Os consumidores brasileiros devem se preparar para a manutenção do acréscimo nas contas de luz em junho. A Agência Nacional de Energia Elétrica (ANEEL) confirmou nesta sexta-feira (29) que a bandeira tarifária permanecerá na cor amarela. Esta decisão implica na continuidade de um custo adicional de R$ 1,885 a cada 100 quilowatts-hora (kWh) consumidos, afetando todos os usuários conectados ao Sistema Interligado Nacional (SIN).
A persistência da bandeira amarela é uma resposta direta ao cenário hidrológico desfavorável que o Brasil enfrenta, caracterizado por um período de seca. Tal condição reduz a capacidade de geração das usinas hidrelétricas, forçando o acionamento de termelétricas, que possuem um custo de operação significativamente mais elevado. O sistema de bandeiras tarifárias, instituído pela ANEEL em 2015, tem a função de sinalizar os custos reais da geração de energia elétrica, permitindo que os consumidores sejam informados sobre as condições do sistema. Após um período de bandeira verde de janeiro a abril, maio marcou o retorno da bandeira amarela, que agora se estende para junho, conforme avaliação mensal do Operador Nacional do Sistema Elétrico (ONS).
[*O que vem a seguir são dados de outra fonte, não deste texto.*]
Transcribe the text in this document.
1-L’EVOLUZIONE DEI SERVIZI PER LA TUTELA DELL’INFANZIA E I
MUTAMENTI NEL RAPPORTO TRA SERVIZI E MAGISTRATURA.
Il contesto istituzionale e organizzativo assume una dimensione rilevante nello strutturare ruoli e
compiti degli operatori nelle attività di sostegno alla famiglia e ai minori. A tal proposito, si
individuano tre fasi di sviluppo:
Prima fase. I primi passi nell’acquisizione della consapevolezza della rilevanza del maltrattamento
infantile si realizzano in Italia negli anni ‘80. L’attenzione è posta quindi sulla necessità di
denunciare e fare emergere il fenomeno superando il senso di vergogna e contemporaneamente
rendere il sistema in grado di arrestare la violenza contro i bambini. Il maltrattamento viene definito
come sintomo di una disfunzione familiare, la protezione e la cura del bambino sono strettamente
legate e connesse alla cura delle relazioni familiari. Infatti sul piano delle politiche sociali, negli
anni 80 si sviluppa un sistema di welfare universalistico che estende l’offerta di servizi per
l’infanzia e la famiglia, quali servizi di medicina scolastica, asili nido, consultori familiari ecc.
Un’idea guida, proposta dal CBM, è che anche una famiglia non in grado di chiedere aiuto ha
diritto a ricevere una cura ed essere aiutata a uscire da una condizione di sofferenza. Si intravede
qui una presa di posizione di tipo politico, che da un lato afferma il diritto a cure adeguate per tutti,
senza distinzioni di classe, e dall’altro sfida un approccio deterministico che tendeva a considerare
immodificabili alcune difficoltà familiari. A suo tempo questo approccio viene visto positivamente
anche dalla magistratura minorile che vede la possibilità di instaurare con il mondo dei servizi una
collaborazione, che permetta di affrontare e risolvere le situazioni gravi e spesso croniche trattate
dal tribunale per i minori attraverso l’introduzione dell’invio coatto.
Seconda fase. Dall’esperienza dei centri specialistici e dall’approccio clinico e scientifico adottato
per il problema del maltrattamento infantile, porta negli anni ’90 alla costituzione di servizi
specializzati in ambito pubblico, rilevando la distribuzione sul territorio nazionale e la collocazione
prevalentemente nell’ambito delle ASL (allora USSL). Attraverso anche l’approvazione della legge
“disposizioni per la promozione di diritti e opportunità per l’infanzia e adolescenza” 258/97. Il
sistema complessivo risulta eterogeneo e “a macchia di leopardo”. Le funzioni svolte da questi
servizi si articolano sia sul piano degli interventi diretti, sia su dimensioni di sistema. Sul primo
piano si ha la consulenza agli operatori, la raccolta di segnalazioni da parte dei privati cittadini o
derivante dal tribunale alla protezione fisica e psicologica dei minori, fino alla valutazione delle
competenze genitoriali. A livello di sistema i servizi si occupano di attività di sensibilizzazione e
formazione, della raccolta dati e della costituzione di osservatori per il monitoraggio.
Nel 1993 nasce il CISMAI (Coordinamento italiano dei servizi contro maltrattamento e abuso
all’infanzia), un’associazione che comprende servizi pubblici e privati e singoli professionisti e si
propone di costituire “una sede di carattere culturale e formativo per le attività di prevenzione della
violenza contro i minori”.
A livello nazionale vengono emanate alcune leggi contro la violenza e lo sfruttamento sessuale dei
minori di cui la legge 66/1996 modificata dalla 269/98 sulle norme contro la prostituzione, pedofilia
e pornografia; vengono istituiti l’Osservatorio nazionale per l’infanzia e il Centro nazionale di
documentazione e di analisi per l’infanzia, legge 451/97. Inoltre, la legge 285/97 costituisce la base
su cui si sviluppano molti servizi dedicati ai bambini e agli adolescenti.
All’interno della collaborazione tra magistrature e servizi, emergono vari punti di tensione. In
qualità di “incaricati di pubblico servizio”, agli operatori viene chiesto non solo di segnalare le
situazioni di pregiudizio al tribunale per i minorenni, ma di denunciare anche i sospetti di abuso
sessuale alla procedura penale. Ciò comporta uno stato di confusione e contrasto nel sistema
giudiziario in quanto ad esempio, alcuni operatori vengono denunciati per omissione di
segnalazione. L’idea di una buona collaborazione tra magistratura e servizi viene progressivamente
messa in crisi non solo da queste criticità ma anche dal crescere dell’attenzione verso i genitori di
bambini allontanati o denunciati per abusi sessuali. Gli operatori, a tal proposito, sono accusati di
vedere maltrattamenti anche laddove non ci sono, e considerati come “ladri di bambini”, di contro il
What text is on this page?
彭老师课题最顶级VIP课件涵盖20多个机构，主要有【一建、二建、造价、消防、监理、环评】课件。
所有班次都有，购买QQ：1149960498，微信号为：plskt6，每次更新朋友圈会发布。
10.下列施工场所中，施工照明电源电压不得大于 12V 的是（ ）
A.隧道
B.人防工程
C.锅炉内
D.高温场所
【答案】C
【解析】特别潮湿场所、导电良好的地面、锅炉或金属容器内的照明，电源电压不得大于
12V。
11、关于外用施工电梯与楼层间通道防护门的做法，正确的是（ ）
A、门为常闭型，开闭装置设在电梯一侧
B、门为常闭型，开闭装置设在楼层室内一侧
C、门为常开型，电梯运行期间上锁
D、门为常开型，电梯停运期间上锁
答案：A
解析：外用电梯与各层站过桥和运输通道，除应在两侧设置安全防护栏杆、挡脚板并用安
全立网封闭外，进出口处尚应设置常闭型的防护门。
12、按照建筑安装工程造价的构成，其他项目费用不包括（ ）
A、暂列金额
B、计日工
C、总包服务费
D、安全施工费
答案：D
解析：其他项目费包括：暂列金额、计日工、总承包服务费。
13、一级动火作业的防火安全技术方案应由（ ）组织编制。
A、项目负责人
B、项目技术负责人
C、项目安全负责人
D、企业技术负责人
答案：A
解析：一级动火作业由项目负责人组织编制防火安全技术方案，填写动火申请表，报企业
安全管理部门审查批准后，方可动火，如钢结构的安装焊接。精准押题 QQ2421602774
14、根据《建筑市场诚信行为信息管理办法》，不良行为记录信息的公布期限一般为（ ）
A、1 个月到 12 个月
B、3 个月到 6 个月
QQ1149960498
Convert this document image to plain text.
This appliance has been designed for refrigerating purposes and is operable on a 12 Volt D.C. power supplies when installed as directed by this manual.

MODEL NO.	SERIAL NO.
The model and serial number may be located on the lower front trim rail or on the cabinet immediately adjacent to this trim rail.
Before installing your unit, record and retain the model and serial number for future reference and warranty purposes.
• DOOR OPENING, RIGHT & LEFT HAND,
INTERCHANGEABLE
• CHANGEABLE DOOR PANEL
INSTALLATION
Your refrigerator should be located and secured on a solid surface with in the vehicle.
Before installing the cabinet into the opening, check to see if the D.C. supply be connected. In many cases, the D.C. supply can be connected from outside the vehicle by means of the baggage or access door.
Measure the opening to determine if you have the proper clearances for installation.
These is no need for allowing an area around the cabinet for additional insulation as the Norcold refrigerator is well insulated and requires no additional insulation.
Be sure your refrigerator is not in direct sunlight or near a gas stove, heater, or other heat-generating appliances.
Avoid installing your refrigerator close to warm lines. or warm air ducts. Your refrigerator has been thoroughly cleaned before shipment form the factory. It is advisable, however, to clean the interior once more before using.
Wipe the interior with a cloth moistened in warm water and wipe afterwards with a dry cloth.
É fundamental que os usuários compreendam a dinâmica das bandeiras para gerenciar o consumo. Enquanto a bandeira verde não implica acréscimo, as bandeiras amarela e vermelha adicionam valores à fatura. Com a bandeira amarela, o custo é de R$ 1,885 a cada 100 kWh. Em situações mais críticas, a bandeira vermelha Patamar 1 adiciona R$ 4,46 por 100 kWh, e a bandeira vermelha Patamar 2, o nível mais caro, eleva o valor em R$ 7,87 por 100 kWh. A continuidade da bandeira amarela reforça a necessidade de um consumo consciente para mitigar o impacto financeiro nas residências e empresas.